S&P affonda le sue origini intorno al 1860, quando negli Stati Uniti si impose la necessità di valutare l’affidabilità delle obbligazioni emesse dalle grandi compagnie che costruivano le nuove linee ferroviarie verso il lontano West. Delle “tre sorelle”, come vengono chiamate le principali agenzie di rating a livello mondiale (le altre sono Fitch e Moody’s), è la più rispettata e temuta. Questo, però, non ha impedito che sia finita al centro delle polemiche, dopo che (al pari dei colleghi) non ha visto arrivare la crisi dei subprime nel 2007 (valutava con la tripla A molti dei prodotti finanziari legati a quei mutui ipotecari fino alla vigilia del patatrac), né il fallimento di Lehman Brothers nel 2008. Lo scorso 5 agosto, a sorpresa, ha declassato (fino a quel momento nessuno aveva osato tanto) il debito pubblico Usa da AAA a AA+, scatenando la bufera sui mercati.
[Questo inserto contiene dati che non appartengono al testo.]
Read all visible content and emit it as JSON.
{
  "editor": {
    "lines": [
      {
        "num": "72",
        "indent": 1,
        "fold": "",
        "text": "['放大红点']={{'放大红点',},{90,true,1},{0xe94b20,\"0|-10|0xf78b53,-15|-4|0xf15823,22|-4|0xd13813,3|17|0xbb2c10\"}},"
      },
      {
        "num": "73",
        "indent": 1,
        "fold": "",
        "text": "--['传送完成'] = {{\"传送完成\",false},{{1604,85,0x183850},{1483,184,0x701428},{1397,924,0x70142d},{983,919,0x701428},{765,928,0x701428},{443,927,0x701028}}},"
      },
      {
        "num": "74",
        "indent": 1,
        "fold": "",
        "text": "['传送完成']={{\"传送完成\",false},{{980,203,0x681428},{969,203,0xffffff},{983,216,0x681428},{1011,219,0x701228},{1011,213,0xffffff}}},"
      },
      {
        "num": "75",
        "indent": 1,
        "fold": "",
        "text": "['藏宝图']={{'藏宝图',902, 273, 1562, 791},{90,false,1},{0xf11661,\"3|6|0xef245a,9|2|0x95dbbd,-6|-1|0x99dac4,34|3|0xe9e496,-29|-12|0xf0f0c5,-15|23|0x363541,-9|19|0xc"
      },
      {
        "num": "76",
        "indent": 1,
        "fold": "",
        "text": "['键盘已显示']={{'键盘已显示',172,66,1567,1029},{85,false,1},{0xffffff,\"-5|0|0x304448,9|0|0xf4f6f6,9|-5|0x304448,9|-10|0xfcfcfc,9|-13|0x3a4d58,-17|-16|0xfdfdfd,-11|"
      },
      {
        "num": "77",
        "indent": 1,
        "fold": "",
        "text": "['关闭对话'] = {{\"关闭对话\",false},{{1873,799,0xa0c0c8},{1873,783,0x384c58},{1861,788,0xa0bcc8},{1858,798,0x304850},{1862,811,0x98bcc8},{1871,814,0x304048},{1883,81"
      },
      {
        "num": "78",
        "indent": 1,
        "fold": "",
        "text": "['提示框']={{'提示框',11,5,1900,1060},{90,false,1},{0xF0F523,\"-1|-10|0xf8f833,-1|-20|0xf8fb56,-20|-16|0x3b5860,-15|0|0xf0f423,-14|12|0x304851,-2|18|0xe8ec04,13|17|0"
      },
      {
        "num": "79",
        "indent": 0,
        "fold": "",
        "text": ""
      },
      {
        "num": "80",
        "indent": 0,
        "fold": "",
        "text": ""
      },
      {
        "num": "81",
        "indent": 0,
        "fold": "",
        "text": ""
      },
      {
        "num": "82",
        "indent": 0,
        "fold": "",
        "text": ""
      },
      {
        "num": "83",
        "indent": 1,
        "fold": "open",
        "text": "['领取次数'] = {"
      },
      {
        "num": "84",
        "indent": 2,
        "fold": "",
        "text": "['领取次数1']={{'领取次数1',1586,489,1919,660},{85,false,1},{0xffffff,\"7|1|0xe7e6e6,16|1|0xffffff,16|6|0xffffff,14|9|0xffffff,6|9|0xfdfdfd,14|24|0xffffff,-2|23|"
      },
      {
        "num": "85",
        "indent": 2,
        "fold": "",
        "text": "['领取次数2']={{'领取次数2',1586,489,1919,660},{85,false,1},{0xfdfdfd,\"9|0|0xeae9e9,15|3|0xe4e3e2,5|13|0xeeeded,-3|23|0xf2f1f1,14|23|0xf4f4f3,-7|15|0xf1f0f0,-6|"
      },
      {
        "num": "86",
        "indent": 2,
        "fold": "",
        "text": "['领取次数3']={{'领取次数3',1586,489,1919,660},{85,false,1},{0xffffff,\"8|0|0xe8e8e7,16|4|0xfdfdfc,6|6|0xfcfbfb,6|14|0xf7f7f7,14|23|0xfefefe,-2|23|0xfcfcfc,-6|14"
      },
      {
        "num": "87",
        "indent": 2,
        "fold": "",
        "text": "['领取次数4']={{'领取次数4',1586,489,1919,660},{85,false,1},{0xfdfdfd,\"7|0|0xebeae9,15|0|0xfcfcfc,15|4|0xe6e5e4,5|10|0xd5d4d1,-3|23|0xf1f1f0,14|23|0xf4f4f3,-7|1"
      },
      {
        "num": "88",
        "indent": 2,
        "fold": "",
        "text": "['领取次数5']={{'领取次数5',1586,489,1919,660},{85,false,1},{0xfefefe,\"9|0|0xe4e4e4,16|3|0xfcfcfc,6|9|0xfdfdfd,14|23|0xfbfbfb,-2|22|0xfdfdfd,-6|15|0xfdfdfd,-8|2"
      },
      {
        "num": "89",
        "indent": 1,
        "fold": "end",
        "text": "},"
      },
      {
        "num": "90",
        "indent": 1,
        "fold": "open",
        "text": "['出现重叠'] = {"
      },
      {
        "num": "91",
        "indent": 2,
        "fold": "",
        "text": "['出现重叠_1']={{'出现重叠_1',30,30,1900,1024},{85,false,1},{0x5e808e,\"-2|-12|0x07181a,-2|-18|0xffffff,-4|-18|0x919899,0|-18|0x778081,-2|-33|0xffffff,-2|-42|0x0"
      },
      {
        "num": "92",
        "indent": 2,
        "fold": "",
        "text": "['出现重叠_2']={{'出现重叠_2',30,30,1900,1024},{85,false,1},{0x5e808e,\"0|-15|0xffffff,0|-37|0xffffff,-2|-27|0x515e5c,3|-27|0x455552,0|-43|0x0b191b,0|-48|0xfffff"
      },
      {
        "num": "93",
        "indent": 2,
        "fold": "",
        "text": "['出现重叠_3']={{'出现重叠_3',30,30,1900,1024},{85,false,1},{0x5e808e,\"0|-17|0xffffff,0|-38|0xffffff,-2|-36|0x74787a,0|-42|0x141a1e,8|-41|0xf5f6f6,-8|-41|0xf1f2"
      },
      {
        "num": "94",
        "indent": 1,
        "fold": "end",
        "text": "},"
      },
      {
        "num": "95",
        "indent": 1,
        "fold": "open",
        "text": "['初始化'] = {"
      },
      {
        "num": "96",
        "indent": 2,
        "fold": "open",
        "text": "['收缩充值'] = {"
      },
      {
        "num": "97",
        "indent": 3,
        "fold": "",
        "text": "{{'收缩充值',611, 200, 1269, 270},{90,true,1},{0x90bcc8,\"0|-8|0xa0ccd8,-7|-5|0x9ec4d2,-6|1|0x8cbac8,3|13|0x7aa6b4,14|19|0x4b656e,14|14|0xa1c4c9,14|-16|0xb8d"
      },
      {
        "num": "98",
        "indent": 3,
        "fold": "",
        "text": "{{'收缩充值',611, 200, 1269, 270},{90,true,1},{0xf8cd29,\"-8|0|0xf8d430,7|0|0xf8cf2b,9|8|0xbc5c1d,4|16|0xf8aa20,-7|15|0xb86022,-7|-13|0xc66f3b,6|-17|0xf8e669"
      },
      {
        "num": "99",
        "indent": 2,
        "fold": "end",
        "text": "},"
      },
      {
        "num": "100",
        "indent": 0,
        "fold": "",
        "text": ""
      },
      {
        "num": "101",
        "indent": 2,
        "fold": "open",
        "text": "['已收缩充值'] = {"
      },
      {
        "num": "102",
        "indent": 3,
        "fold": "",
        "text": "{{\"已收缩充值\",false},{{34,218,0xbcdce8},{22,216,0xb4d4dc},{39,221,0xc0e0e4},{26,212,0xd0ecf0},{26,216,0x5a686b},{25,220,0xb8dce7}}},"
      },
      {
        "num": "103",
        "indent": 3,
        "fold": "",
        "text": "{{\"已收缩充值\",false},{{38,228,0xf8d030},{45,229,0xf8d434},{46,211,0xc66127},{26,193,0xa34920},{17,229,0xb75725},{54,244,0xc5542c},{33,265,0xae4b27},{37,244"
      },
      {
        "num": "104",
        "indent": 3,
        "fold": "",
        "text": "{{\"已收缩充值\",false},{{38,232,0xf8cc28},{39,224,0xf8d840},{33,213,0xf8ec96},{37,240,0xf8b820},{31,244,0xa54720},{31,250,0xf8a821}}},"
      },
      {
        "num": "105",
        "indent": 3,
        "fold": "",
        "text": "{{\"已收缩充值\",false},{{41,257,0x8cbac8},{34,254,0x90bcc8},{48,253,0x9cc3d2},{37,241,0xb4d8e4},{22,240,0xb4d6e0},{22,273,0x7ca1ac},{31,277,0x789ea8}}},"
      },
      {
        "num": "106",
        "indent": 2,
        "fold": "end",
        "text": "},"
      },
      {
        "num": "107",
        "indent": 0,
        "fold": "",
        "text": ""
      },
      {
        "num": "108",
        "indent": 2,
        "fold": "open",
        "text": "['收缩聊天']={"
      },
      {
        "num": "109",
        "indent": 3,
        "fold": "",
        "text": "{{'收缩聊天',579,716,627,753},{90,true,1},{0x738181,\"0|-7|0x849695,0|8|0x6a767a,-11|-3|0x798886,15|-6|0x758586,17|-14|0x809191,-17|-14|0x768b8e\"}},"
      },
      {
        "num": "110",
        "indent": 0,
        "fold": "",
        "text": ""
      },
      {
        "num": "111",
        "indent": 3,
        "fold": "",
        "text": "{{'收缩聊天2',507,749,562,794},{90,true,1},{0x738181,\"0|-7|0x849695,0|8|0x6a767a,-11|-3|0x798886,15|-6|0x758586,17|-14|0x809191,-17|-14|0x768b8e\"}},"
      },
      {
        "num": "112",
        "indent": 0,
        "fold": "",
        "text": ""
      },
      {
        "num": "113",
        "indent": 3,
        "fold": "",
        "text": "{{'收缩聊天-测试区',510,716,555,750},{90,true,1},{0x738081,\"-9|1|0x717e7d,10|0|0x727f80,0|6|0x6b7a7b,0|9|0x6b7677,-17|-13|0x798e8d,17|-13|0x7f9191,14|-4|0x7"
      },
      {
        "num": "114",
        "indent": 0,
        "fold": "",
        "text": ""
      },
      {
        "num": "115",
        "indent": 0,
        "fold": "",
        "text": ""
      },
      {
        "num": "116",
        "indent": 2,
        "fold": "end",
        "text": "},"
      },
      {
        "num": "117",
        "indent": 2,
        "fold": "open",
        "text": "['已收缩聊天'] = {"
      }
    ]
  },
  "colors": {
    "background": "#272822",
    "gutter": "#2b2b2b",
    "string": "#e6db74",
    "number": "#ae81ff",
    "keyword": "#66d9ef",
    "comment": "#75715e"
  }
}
Dicono sia stata proprio la vecchia guardia, quella degli “hippy della finanza”, a spingere per quel declassamento: una sorta di manifestazione d’orgoglio, mostrare che S&P puo’ ancora andare contro corrente. Ma, tanto per mettere i puntini sulle i, il dipartimento di Giustizia ha subito ricordato che sta ancora indagando sugli errori dell’agenzia sui suprime (non è che gli analisti furono clementi perché quelle stesse società che emettevano prodotti derivati da valutare erano clienti di Standard?). Intanto la Sec, corrispettivo statunitense della Consob, ha aperto un’inchiesta sul discusso voto sul debito sovrano Usa di inizio agosto per il quale, almeno inizialmente, gli analisti di S&P commisero un errore di «appena» 2mila miliardi di dollari nel fare i conti: davvero madornale, un macigno per la reputazione dell’agenzia. Che sbandiera sempre la sua indipendenza. Tanto più che, a differenza della rivale (e più screditata) Moody’s, non è quotata in Borsa. Peccato, però, che l’editore McGraw-Hill, proprietario di Standard & Poor’s, abbia appena deciso di scinderla dal resto del gruppo, proprio per introdurla in Borsa. Si’, perché S&P è una gallina dalle uova d’oro (mentre i mercati crollano, continua a macinare utili : +43% del margine operativo nel primo trimestre) e va valorizzata. Si tratterà di una nuova mazzata sull’affidabilità (vera o presunta?) dell’agenzia. Che ieri ha bocciato inesorabilmente l’Italia.